Signalering 7: Op procesvoering scoren veel bibliotheken nog te zwak De auditoren zien dat de procesvoering van veel bibliotheken nog steeds zwak ontwikkeld is. Dit is niet verbeterd sinds de vorige certificeringsronde. De bibliotheken maken veel plannen, maar doelen zijn niet SMART en hebben lang niet altijd een duidelijke relatie met missie, visie en strategie.

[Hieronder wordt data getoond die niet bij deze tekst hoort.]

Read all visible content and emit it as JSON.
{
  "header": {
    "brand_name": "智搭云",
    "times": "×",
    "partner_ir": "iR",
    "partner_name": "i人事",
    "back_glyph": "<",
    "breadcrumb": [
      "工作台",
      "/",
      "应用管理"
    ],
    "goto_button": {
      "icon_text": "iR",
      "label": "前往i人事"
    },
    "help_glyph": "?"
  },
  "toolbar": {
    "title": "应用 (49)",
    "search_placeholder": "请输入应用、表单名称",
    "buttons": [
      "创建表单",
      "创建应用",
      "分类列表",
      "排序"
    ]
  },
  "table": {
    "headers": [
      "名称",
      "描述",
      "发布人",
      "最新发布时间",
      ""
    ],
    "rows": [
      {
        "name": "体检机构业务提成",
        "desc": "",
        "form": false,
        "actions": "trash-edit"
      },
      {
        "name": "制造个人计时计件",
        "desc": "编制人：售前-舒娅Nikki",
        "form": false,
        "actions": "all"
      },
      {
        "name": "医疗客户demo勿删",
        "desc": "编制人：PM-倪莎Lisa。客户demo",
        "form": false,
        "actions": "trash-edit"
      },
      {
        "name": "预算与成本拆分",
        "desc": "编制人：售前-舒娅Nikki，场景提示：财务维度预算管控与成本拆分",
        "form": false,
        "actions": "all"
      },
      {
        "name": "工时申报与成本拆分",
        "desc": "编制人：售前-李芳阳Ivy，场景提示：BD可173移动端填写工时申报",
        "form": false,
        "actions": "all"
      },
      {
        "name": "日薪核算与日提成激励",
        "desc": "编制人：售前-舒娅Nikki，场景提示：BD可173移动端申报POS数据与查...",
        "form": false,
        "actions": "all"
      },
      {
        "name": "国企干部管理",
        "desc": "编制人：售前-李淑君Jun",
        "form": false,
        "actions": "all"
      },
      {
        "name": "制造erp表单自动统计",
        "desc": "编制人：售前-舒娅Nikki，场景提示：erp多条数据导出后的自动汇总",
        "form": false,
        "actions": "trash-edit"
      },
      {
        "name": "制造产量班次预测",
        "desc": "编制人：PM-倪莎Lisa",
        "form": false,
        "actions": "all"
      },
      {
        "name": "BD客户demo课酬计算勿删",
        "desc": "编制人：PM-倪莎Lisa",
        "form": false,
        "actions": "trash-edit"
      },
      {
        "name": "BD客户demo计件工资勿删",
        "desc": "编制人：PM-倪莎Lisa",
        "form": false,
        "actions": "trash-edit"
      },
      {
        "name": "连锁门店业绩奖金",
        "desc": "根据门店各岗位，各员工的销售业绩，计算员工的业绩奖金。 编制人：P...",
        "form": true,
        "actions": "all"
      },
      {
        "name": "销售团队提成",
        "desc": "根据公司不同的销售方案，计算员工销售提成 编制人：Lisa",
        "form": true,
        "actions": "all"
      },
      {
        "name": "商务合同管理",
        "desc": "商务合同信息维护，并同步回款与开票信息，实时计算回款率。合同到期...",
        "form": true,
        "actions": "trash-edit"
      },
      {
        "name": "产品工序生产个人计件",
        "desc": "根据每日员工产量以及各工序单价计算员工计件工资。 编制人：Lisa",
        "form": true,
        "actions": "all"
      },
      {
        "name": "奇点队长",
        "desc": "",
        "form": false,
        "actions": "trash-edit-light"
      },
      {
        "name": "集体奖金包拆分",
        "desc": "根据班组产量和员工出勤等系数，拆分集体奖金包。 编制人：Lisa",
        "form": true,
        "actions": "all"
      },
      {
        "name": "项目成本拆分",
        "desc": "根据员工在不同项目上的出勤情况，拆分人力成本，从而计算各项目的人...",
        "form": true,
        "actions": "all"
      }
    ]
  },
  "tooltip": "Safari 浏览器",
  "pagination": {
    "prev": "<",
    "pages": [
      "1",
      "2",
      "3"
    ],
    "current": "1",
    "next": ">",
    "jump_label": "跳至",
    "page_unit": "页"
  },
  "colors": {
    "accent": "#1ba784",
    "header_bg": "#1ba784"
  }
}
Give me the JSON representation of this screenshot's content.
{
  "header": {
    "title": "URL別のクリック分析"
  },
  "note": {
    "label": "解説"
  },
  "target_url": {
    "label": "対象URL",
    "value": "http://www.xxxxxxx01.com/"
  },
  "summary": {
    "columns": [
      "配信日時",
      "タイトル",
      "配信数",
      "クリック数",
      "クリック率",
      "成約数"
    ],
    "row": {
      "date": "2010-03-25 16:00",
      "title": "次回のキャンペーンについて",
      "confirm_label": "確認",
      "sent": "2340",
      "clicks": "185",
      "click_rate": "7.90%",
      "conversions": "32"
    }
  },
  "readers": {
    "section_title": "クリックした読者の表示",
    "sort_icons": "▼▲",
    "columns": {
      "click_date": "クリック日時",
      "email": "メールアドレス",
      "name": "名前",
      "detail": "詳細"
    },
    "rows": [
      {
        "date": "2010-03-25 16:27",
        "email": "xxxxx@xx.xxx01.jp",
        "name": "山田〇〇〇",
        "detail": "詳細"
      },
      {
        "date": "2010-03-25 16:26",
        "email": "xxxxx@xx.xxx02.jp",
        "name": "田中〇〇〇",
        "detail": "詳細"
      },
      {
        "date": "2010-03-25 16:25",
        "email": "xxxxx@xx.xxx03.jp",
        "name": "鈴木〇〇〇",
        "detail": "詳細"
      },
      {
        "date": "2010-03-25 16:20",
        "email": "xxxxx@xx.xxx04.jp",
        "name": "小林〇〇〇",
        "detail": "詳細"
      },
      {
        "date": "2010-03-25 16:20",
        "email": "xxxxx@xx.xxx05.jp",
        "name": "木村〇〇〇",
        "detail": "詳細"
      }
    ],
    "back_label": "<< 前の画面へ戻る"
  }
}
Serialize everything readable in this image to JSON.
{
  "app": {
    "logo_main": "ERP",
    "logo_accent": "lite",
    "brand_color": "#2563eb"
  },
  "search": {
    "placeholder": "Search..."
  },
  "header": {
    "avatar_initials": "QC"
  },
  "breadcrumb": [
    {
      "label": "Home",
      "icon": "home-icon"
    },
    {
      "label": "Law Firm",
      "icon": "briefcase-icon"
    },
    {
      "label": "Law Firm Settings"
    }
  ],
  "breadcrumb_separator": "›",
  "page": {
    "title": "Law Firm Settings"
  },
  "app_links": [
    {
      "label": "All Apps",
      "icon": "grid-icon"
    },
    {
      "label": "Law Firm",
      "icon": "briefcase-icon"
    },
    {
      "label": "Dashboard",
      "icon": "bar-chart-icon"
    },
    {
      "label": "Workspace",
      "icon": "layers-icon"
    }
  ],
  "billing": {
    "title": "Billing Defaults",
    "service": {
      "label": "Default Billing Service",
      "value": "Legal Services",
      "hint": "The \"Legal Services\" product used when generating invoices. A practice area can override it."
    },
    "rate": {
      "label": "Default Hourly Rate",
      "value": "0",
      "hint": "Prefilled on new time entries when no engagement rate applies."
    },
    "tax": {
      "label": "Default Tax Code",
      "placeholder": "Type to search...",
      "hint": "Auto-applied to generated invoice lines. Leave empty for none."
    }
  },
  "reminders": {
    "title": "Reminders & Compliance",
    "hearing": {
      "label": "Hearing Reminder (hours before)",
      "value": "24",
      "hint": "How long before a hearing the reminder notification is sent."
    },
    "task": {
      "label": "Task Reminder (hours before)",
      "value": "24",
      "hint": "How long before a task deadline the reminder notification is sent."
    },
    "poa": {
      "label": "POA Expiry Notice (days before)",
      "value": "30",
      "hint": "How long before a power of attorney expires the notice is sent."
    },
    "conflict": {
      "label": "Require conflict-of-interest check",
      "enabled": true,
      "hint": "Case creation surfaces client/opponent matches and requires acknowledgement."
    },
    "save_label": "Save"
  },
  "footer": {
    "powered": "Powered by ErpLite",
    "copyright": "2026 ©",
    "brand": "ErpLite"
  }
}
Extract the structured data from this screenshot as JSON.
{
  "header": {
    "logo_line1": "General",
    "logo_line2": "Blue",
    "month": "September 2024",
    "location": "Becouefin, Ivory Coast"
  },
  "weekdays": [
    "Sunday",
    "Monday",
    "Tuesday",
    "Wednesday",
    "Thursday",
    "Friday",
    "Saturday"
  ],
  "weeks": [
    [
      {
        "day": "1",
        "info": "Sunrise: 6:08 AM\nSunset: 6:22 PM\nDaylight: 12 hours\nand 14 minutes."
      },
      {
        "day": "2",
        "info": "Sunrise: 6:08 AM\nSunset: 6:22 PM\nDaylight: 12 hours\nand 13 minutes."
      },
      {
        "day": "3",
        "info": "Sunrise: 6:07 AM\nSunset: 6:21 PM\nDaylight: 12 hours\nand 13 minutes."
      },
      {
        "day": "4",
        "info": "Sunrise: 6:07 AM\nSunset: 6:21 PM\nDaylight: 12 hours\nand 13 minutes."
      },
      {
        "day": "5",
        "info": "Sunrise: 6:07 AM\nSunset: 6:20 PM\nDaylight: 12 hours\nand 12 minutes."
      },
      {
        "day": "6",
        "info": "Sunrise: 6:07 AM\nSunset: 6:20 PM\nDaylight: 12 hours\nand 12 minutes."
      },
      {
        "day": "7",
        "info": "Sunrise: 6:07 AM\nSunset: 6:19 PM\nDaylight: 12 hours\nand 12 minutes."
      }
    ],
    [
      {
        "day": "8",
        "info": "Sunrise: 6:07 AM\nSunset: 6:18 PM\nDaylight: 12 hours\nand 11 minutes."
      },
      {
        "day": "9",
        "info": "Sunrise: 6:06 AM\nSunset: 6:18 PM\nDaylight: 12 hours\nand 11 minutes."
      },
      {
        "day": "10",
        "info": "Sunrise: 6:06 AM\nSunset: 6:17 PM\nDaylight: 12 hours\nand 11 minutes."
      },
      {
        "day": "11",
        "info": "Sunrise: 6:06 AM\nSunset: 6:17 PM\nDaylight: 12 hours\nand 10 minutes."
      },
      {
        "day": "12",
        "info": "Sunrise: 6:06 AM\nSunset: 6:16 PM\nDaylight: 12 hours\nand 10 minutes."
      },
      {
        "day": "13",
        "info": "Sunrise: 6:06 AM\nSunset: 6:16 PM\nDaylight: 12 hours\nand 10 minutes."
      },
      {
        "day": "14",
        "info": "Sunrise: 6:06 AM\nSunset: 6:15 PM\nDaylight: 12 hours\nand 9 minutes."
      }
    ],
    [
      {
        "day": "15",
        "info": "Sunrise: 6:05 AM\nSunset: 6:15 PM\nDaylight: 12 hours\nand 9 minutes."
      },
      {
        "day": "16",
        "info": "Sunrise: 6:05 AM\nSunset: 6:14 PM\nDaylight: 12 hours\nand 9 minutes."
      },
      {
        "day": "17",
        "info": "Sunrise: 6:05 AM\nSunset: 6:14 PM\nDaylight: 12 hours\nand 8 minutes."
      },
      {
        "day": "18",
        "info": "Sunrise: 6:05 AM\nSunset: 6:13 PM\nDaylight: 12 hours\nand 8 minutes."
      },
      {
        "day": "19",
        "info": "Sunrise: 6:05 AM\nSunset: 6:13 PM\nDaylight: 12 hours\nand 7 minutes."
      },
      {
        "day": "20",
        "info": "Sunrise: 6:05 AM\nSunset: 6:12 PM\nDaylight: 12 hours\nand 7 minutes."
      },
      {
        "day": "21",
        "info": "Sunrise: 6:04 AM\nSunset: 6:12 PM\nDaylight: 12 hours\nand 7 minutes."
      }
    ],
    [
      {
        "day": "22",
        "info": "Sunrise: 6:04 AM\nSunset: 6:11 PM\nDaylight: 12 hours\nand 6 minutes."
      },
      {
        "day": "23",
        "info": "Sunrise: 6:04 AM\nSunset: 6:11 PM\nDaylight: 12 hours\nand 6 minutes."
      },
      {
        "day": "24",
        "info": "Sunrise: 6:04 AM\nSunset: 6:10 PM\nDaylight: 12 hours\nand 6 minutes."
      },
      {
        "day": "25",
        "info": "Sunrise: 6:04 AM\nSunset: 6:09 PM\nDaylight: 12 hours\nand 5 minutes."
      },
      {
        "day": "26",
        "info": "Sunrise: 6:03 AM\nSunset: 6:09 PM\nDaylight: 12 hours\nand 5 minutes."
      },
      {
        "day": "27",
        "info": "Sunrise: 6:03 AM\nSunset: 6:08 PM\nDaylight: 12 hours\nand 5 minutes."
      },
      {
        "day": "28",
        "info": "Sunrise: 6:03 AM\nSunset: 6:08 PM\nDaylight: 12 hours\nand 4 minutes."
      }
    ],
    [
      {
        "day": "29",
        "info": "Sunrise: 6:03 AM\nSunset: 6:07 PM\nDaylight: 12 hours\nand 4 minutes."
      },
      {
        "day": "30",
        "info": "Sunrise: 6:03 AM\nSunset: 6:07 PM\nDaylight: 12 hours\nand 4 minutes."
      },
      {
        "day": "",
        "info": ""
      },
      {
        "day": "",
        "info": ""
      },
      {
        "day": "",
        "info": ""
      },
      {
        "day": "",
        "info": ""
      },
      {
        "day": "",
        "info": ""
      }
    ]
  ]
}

Het maken van keuzes en het stellen van prioriteiten laat te wensen over. De PDCA-cyclus krijgt nog onvoldoende aandacht. De auditoren signaleren dat veel plannen niet of slechts ten dele tot uitvoering komen. De bibliotheken zien het certificeringsproces nog te vaak als verplichte oefening in plaats van instrument voor kwaliteitszorg en organisatieontwikkeling. De nieuwe aanpak van het certificeringsproces, met de zelfevaluatie als uitgangspunt, is daar echter zeer geschikt voor.